My Darling Vivian is here to right that wrong in one case that features not only unjust oversight but egregious, overt abuse and misrepresentation.
Filmmaker Matt Riddlehoover has a personal connection to his subject: his partner, Dustin Tittle, is a grandson of Johnny Cash and Vivian Liberto. You know, Vivian Liberto, Cash’s first wife and the mother of his daughters, including singer-songwriter Rosanne Cash. It’s possible you never realized that Cash was married to anyone other than June Carter Cash, because Liberto has been, at best, vilified in the Cash story, and at worst, erased from it. Or is it the other way around? Is it better to be erased than vilified? Either way, it’s all outrageous, and examples of both here will infuriate you.
Riddlehoover’s introduction to Liberto’s story came via the complaints of his mother-in-law, Kathy Cash Tittle, over how her mother, Liberto, was so poorly depicted in the 2005 Johnny Cash biopic Walk the Line. So here Riddlehoover lets the Cash daughters — also including Cindy Cash and Tara Cash Schwoebel — tell their mother’s story, backed up by an absolute treasure trove of vintage photos, home movies, and the enormous stack of love letters Liberto and Cash wrote to each other during the three years he was in the army stationed in Germany.
This is an incredible film for the rich portrait it paints of a complex, very private woman who had to find ways to cope with not only multiple small children on her own but also with her husband’s burgeoning fame in an era, the late 1950s and into the 60s, when the media was just beginning to generate a rapacious, devouring interest in celebrities and no one knew how to deal with it, even less so those who did not seek out the spotlight. (The daughters talk of how their mother was constantly having to fend off fans who showed up at their house in California, even while her husband was out on the road for months at a time.) It’s also a fascinating peek into the family dynamic of siblings, and how four children in the same family can have very different experiences of growing up and very different stories to tell; Rosanne, the eldest, suggests this at the outset, and it becomes clear as the path of Liberto’s difficult life impacts her daughters in varying ways.

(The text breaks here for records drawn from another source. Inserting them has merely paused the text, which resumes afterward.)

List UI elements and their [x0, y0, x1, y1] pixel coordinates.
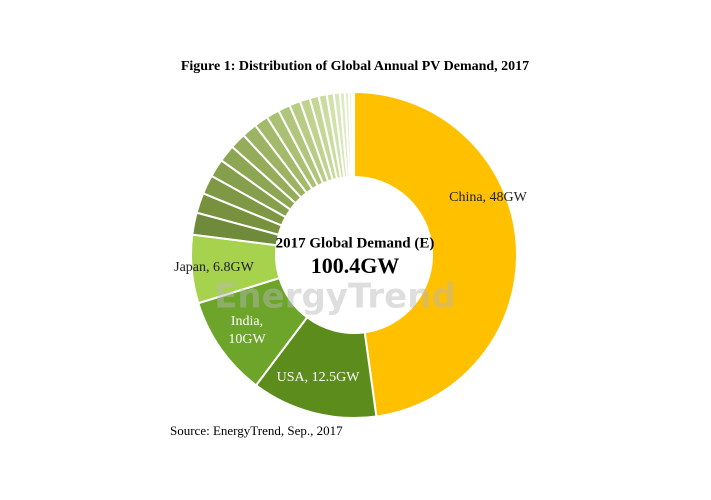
center-title: 2017 Global Demand (E) [276, 235, 435, 251]
data-label: 10GW [228, 332, 266, 347]
chart-title: Figure 1: Distribution of Global Annual … [181, 59, 529, 74]
center-value: 100.4GW [311, 253, 400, 278]
watermark: EnergyTrend [214, 277, 456, 317]
data-label: USA, 12.5GW [277, 370, 361, 385]
data-label: China, 48GW [449, 190, 528, 205]
slice [353, 90, 518, 418]
data-label: Japan, 6.8GW [174, 260, 254, 275]
data-label: India, [231, 314, 263, 329]
slices [190, 90, 518, 419]
slice [350, 90, 355, 179]
source: Source: EnergyTrend, Sep., 2017 [170, 423, 343, 438]
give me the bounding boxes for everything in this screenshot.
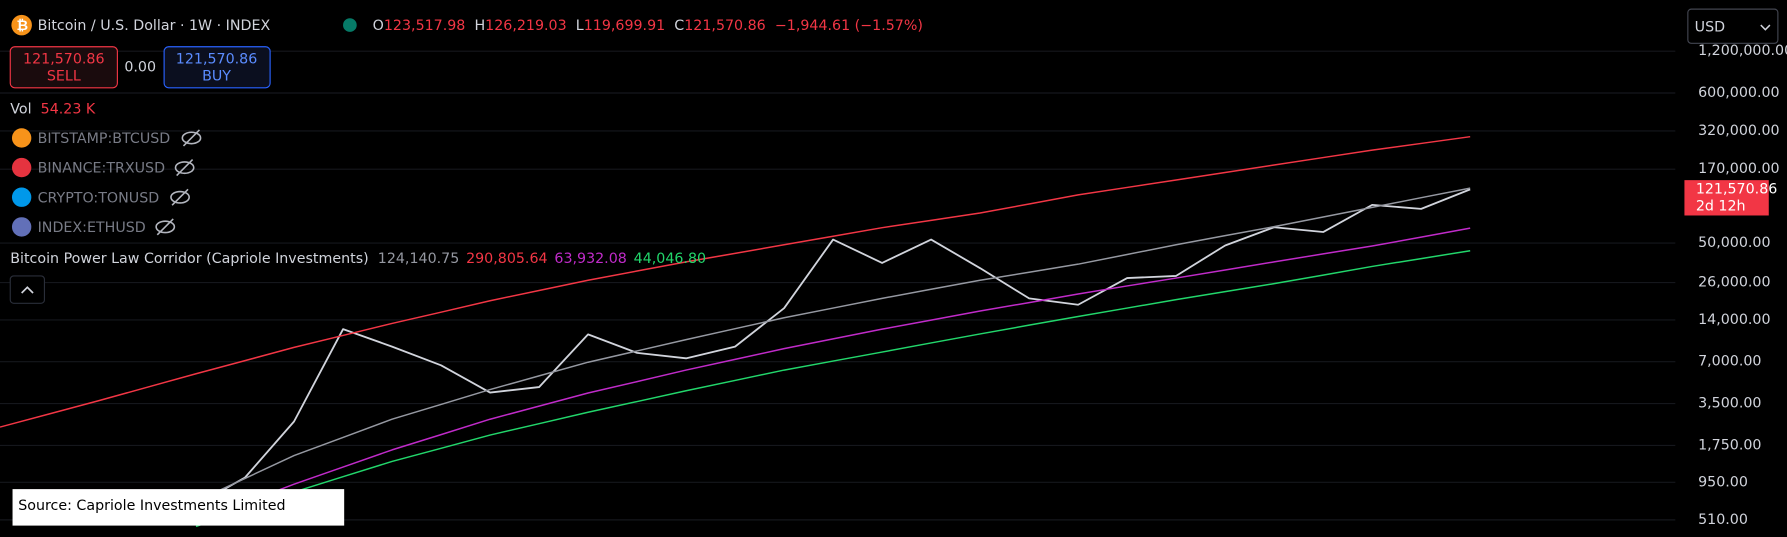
- y-tick-label: 3,500.00: [1698, 396, 1761, 412]
- indicator-name[interactable]: Bitcoin Power Law Corridor (Capriole Inv…: [10, 251, 368, 267]
- btc-glyph: ₿: [17, 18, 29, 34]
- volume-value: 54.23 K: [41, 101, 96, 117]
- ohlc-line: O123,517.98 H126,219.03 L119,699.91 C121…: [373, 18, 923, 34]
- indicator-legend: Bitcoin Power Law Corridor (Capriole Inv…: [10, 251, 706, 267]
- y-tick-label: 1,200,000.00: [1698, 43, 1787, 59]
- ohlc-label: H: [474, 18, 485, 34]
- y-tick-label: 50,000.00: [1698, 235, 1770, 251]
- ohlc-label: C: [674, 18, 684, 34]
- corridor-line: [195, 227, 1471, 523]
- y-tick-label: 26,000.00: [1698, 275, 1770, 291]
- y-tick-label: 170,000.00: [1698, 161, 1779, 177]
- ohlc-label: L: [576, 18, 584, 34]
- change: −1,944.61 (−1.57%): [775, 18, 923, 34]
- ohlc-value: 119,699.91: [584, 18, 665, 34]
- btc-icon: [11, 14, 32, 36]
- corridor-line: [195, 187, 1471, 502]
- ohlc-value: 121,570.86: [684, 18, 765, 34]
- y-tick-label: 1,750.00: [1698, 437, 1761, 453]
- indicator-value: 44,046.80: [634, 251, 706, 267]
- price-label-box: [1684, 180, 1769, 216]
- price-line: [195, 188, 1471, 506]
- symbol-icon: [11, 217, 32, 237]
- ohlc-value: 126,219.03: [485, 18, 566, 34]
- sell-label: SELL: [47, 68, 81, 84]
- corridor-line: [0, 135, 1471, 428]
- buy-button[interactable]: [163, 46, 271, 89]
- hide-toggle[interactable]: [174, 159, 195, 177]
- symbol-name[interactable]: BITSTAMP:BTCUSD: [38, 131, 171, 147]
- volume-label: Vol: [10, 101, 31, 117]
- hide-toggle[interactable]: [155, 218, 176, 236]
- source-box: [12, 489, 345, 526]
- ohlc-value: 123,517.98: [384, 18, 465, 34]
- volume: Vol 54.23 K: [10, 101, 96, 117]
- visibility-icons: [155, 129, 202, 236]
- currency-label: USD: [1695, 19, 1725, 35]
- collapse-button[interactable]: [9, 275, 46, 304]
- symbol-icon: [11, 128, 32, 148]
- y-tick-label: 14,000.00: [1698, 312, 1770, 328]
- y-tick-label: 600,000.00: [1698, 85, 1779, 101]
- dropdown-arrow: [1760, 24, 1771, 31]
- y-tick-label: 320,000.00: [1698, 123, 1779, 139]
- corridor-line: [195, 249, 1471, 528]
- sell-button[interactable]: [9, 46, 118, 89]
- price-label: 121,570.86: [1696, 181, 1777, 197]
- market-status[interactable]: [343, 18, 357, 32]
- plot: [0, 135, 1471, 528]
- hide-toggle[interactable]: [170, 188, 190, 206]
- countdown: 2d 12h: [1696, 198, 1746, 214]
- symbol-title[interactable]: Bitcoin / U.S. Dollar · 1W · INDEX: [38, 18, 271, 34]
- indicator-value: 290,805.64: [466, 251, 547, 267]
- sell-price: 121,570.86: [23, 51, 104, 67]
- spread: 0.00: [124, 59, 156, 75]
- buy-price: 121,570.86: [176, 51, 257, 67]
- symbol-name[interactable]: CRYPTO:TONUSD: [38, 190, 160, 206]
- source-text: Source: Capriole Investments Limited: [18, 498, 285, 514]
- currency-dropdown[interactable]: [1687, 8, 1779, 44]
- y-tick-label: 7,000.00: [1698, 354, 1761, 370]
- symbol-icon: [11, 187, 32, 207]
- y-tick-label: 510.00: [1698, 512, 1748, 528]
- indicator-value: 124,140.75: [378, 251, 459, 267]
- y-tick-label: 950.00: [1698, 474, 1748, 490]
- hide-toggle[interactable]: [181, 129, 202, 147]
- buy-label: BUY: [202, 68, 231, 84]
- symbol-icon: [11, 157, 32, 178]
- grid: [0, 50, 1676, 521]
- symbol-name[interactable]: BINANCE:TRXUSD: [38, 161, 165, 177]
- symbol-name[interactable]: INDEX:ETHUSD: [38, 220, 146, 236]
- ohlc-label: O: [373, 18, 384, 34]
- chevron-icon: [21, 286, 34, 294]
- indicator-value: 63,932.08: [554, 251, 626, 267]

If nothing else, My Darling Vivian — the title is a salutation Cash regularly used in his letters — is a deconstruction of the idea of the artist’s muse, from the unfairness of reducing her to a mere cog in his creative wheels to her dispensability when another comes along. Liberto was Cash’s inspiration for “I Walk the Line,” and their letters and the testimony of their daughters makes it plain that they were deeply in love, at least for a while. But moments of perception and experience such as a pop song captures are merely that: moments. And the world moves on while they remain frozen in time. The emotional archaeology of Vivian carefully unpacks it and defrosts it and makes for a richer understanding of the complicated feeling that goes into art, artist, and those left in his wake.